Я положил книжку на раскрытой странице на стол. Сердце мое колотилось: оно отказывалось верить в то, что утверждал ум: я принесу его в жертву! Я поставил перед фавном–кариатидой кукольную миску и зажёг эликсир. В полумраке, под высоким потолком было видно, как попыхивает жёлтый с синим огонек. В далёкой гостиной была абсолютная тишина. Я взял половину няниных ножниц и занёс над мишкой, как кинжал. Я занёс — и длил это мгновенье не только потому, что мне было так жаль любимого многострадального медведя, но ещё потому, что это был самый патетический миг: он больше никогда не повторится. Я вонзил лезвие в мишкин живот, и мишка лежал с проткнутым животом — ничего не менялось как будто. Более того, мишка не поддавался. Тогда я соединил концы ножниц и разрезал ему шкуру по животу и спине… На мгновенье любопытство оттеснило жалость, я рассматривал его внутренности, так долго составлявшие для меня загадку. Это были очень маленькие, как сушеная лапша, завитые стружечки, спрессованные, и в середине — маленький механизм, смутно прощупываемый сквозь шкурку, посредством коего мишка когда-то пищал, но уже давно был сломан. Концом ножниц я ковырнул его, зная, что он не пищит, просто так, — и выронил ножницы, потому что в том, что было ещё мишкой, при свете догоравшего эликсира раздался, годы мною не слышанный, жалобный мишкин голос. Потрясенный, в слезах, я сидел на корточках над исковерканным мишкой, не смея коснуться его, и обливал глупое дело своих рук ещё более глупыми слезами…
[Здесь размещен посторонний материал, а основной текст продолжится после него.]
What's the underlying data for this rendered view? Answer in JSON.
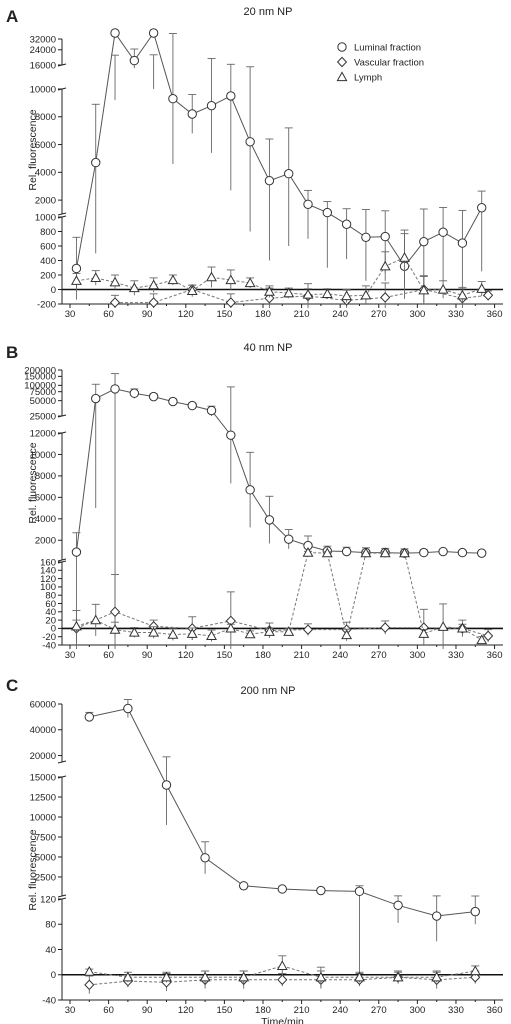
{
  "chart_data": [
    {
      "type": "line",
      "panel_letter": "A",
      "title": "20 nm NP",
      "ylabel": "Rel. fluorescence",
      "xlabel": "",
      "xlim": [
        30,
        365
      ],
      "x_ticks": [
        30,
        60,
        90,
        120,
        150,
        180,
        210,
        240,
        270,
        300,
        330,
        360
      ],
      "legend": {
        "placement": "top-right",
        "entries": [
          "Luminal fraction",
          "Vascular fraction",
          "Lymph"
        ]
      },
      "y_segments": [
        {
          "range": [
            16000,
            32000
          ],
          "ticks": [
            16000,
            24000,
            32000
          ],
          "tick_labels": [
            "16000",
            "24000",
            "32000"
          ],
          "scale": "log"
        },
        {
          "range": [
            1000,
            10000
          ],
          "ticks": [
            2000,
            4000,
            6000,
            8000,
            10000
          ],
          "tick_labels": [
            "2000",
            "4000",
            "6000",
            "8000",
            "10000"
          ],
          "scale": "linear"
        },
        {
          "range": [
            -200,
            1000
          ],
          "ticks": [
            -200,
            0,
            200,
            400,
            600,
            800,
            1000
          ],
          "tick_labels": [
            "-200",
            "0",
            "200",
            "400",
            "600",
            "800",
            "1000"
          ],
          "scale": "linear"
        }
      ],
      "series": [
        {
          "name": "Luminal fraction",
          "marker": "circle",
          "x": [
            35,
            50,
            65,
            80,
            95,
            110,
            125,
            140,
            155,
            170,
            185,
            200,
            215,
            230,
            245,
            260,
            275,
            290,
            305,
            320,
            335,
            350
          ],
          "y": [
            290,
            4700,
            15000,
            18000,
            15500,
            9300,
            8200,
            8800,
            9500,
            6200,
            3400,
            3900,
            1700,
            1100,
            900,
            720,
            730,
            320,
            660,
            790,
            640,
            1450
          ],
          "err": [
            430,
            4200,
            5800,
            6500,
            5500,
            4700,
            1400,
            3400,
            6800,
            5400,
            3000,
            3300,
            1000,
            800,
            480,
            600,
            500,
            450,
            700,
            680,
            620,
            1200
          ]
        },
        {
          "name": "Vascular fraction",
          "marker": "diamond",
          "x": [
            65,
            95,
            125,
            155,
            185,
            215,
            245,
            275,
            305,
            335,
            355
          ],
          "y": [
            -180,
            -180,
            0,
            -180,
            -120,
            -90,
            -150,
            -110,
            0,
            -120,
            -80
          ],
          "err": [
            100,
            120,
            60,
            120,
            140,
            170,
            140,
            200,
            180,
            150,
            60
          ]
        },
        {
          "name": "Lymph",
          "marker": "triangle",
          "x": [
            35,
            50,
            65,
            80,
            95,
            110,
            125,
            140,
            155,
            170,
            185,
            200,
            215,
            230,
            245,
            260,
            275,
            290,
            305,
            320,
            335,
            350
          ],
          "y": [
            120,
            160,
            100,
            20,
            60,
            130,
            -20,
            170,
            130,
            90,
            -30,
            -50,
            -70,
            -60,
            -90,
            -80,
            320,
            440,
            -10,
            0,
            -80,
            10
          ],
          "err": [
            100,
            100,
            100,
            100,
            100,
            70,
            80,
            140,
            140,
            70,
            80,
            70,
            80,
            70,
            90,
            130,
            200,
            380,
            200,
            120,
            90,
            100
          ]
        }
      ]
    },
    {
      "type": "line",
      "panel_letter": "B",
      "title": "40 nm NP",
      "ylabel": "Rel. fluorescence",
      "xlabel": "",
      "xlim": [
        30,
        365
      ],
      "x_ticks": [
        30,
        60,
        90,
        120,
        150,
        180,
        210,
        240,
        270,
        300,
        330,
        360
      ],
      "y_segments": [
        {
          "range": [
            25000,
            200000
          ],
          "ticks": [
            25000,
            50000,
            75000,
            100000,
            150000,
            200000
          ],
          "tick_labels": [
            "25000",
            "50000",
            "75000",
            "100000",
            "150000",
            "200000"
          ],
          "scale": "log"
        },
        {
          "range": [
            160,
            12000
          ],
          "ticks": [
            2000,
            4000,
            6000,
            8000,
            10000,
            12000
          ],
          "tick_labels": [
            "2000",
            "4000",
            "6000",
            "8000",
            "10000",
            "12000"
          ],
          "scale": "linear"
        },
        {
          "range": [
            -40,
            160
          ],
          "ticks": [
            -40,
            -20,
            0,
            20,
            40,
            60,
            80,
            100,
            120,
            140,
            160
          ],
          "tick_labels": [
            "-40",
            "-20",
            "0",
            "20",
            "40",
            "60",
            "80",
            "100",
            "120",
            "140",
            "160"
          ],
          "scale": "linear"
        }
      ],
      "series": [
        {
          "name": "Luminal fraction",
          "marker": "circle",
          "x": [
            35,
            50,
            65,
            80,
            95,
            110,
            125,
            140,
            155,
            170,
            185,
            200,
            215,
            230,
            245,
            260,
            275,
            290,
            305,
            320,
            335,
            350
          ],
          "y": [
            900,
            55000,
            85000,
            70000,
            60000,
            48000,
            40000,
            32000,
            11800,
            6700,
            3900,
            2100,
            1500,
            1000,
            950,
            850,
            850,
            800,
            850,
            950,
            850,
            800
          ],
          "err": [
            1800,
            50000,
            85000,
            15000,
            8000,
            6000,
            5000,
            7000,
            4500,
            3500,
            2200,
            900,
            900,
            450,
            400,
            450,
            400,
            400,
            250,
            150,
            180,
            100
          ]
        },
        {
          "name": "Vascular fraction",
          "marker": "diamond",
          "x": [
            35,
            65,
            95,
            125,
            155,
            185,
            215,
            245,
            275,
            305,
            335,
            355
          ],
          "y": [
            0,
            40,
            5,
            0,
            18,
            -5,
            -3,
            -3,
            2,
            2,
            0,
            -18
          ],
          "err": [
            20,
            90,
            15,
            28,
            70,
            18,
            14,
            18,
            16,
            44,
            20,
            15
          ]
        },
        {
          "name": "Lymph",
          "marker": "triangle",
          "x": [
            35,
            50,
            65,
            80,
            95,
            110,
            125,
            140,
            155,
            170,
            185,
            200,
            215,
            230,
            245,
            260,
            275,
            290,
            305,
            320,
            335,
            350
          ],
          "y": [
            5,
            20,
            -3,
            -10,
            -10,
            -15,
            -13,
            -18,
            0,
            -14,
            -8,
            -8,
            850,
            800,
            -16,
            800,
            800,
            800,
            -13,
            4,
            0,
            -28
          ],
          "err": [
            38,
            38,
            18,
            12,
            14,
            14,
            14,
            14,
            10,
            8,
            8,
            8,
            120,
            120,
            14,
            120,
            120,
            120,
            10,
            55,
            10,
            8
          ]
        }
      ]
    },
    {
      "type": "line",
      "panel_letter": "C",
      "title": "200 nm NP",
      "ylabel": "Rel. fluorescence",
      "xlabel": "Time/min",
      "xlim": [
        30,
        365
      ],
      "x_ticks": [
        30,
        60,
        90,
        120,
        150,
        180,
        210,
        240,
        270,
        300,
        330,
        360
      ],
      "y_segments": [
        {
          "range": [
            15000,
            60000
          ],
          "ticks": [
            20000,
            40000,
            60000
          ],
          "tick_labels": [
            "20000",
            "40000",
            "60000"
          ],
          "scale": "linear"
        },
        {
          "range": [
            120,
            15000
          ],
          "ticks": [
            2500,
            5000,
            7500,
            10000,
            12500,
            15000
          ],
          "tick_labels": [
            "2500",
            "5000",
            "7500",
            "10000",
            "12500",
            "15000"
          ],
          "scale": "linear"
        },
        {
          "range": [
            -40,
            120
          ],
          "ticks": [
            -40,
            0,
            40,
            80,
            120
          ],
          "tick_labels": [
            "-40",
            "0",
            "40",
            "80",
            "120"
          ],
          "scale": "linear"
        }
      ],
      "series": [
        {
          "name": "Luminal fraction",
          "marker": "circle",
          "x": [
            45,
            75,
            105,
            135,
            165,
            195,
            225,
            255,
            285,
            315,
            345
          ],
          "y": [
            50000,
            56500,
            14000,
            4900,
            1400,
            1000,
            800,
            700,
            110,
            93,
            100
          ],
          "err": [
            3500,
            7000,
            5000,
            2000,
            0,
            0,
            0,
            700,
            28,
            40,
            20
          ]
        },
        {
          "name": "Vascular fraction",
          "marker": "diamond",
          "x": [
            45,
            75,
            105,
            135,
            165,
            195,
            225,
            255,
            285,
            315,
            345
          ],
          "y": [
            -16,
            -10,
            -12,
            -8,
            -8,
            -8,
            -8,
            -8,
            -4,
            -8,
            -4
          ],
          "err": [
            14,
            10,
            14,
            14,
            14,
            10,
            14,
            10,
            10,
            14,
            10
          ]
        },
        {
          "name": "Lymph",
          "marker": "triangle",
          "x": [
            45,
            75,
            105,
            135,
            165,
            195,
            225,
            255,
            285,
            315,
            345
          ],
          "y": [
            5,
            -4,
            -4,
            -4,
            -4,
            14,
            -4,
            -4,
            -4,
            -4,
            6
          ],
          "err": [
            4,
            8,
            8,
            10,
            10,
            16,
            16,
            8,
            8,
            8,
            8
          ]
        }
      ]
    }
  ]
}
("Как хорошо, как по–настоящему хорошо, что есть вещи, которые отвлекают! Войди Мориц сейчас — я другая, чем когда он уходил. Да, но и он другой… И, — думала Ника, — вы опять встретитесь заново. Пусть! — сказала она себе, мишка придал мне силы".) Сквозь мысли свои она слышала голос:
— Покуда длился первый пароксизм горя, мне казалось, что он никогда не пройдет. Но вот я поднял глаза, и мне стало жутко: было почти темно, огонь потух, стоял легкий смрад, на дне миски я различал грязную жижу, и была особая пустая тишина, потому что она сливалась с темнотой, из них делалось что-то одно. Но этот страх надо было преодолеть — другим, более деловитым страхом: надо было собрать все свое хозяйство и незаметно вернуться в детскую. Сестра все ещё вышивала у окна крестиком по канве, точно ничего не случилось. А я шел, выросший на целую голову. Я помнил немой взгляд фавна–кариатиды: он, которому я принес свою жертву, — он осудил меня! Связанный в узелок мишка жёг мне руку. Я засунул его под шкаф, потому что из-за узости пространства туда не пролезала половая щетка.
— И он так и остался там? — спрашивает Ника.
— Нет, перед каким-то большим праздником отодвинули все шкафы, и были обнаружены мишкины останки. Я никому не объяснил истинной причины их. Я чувствовал, что надо молчать. И решили, что я это сделал по глупости. — "А тебе, — сказала бабушка, — больше игрушек дарить не будем. Потому что мы с дедушкой думаем, ты умнеешь, а ты все глупеешь". Она…
Евгений Евгеньевич останавливается на полуслове: на пороге стоит конторщик и протягивает письмо.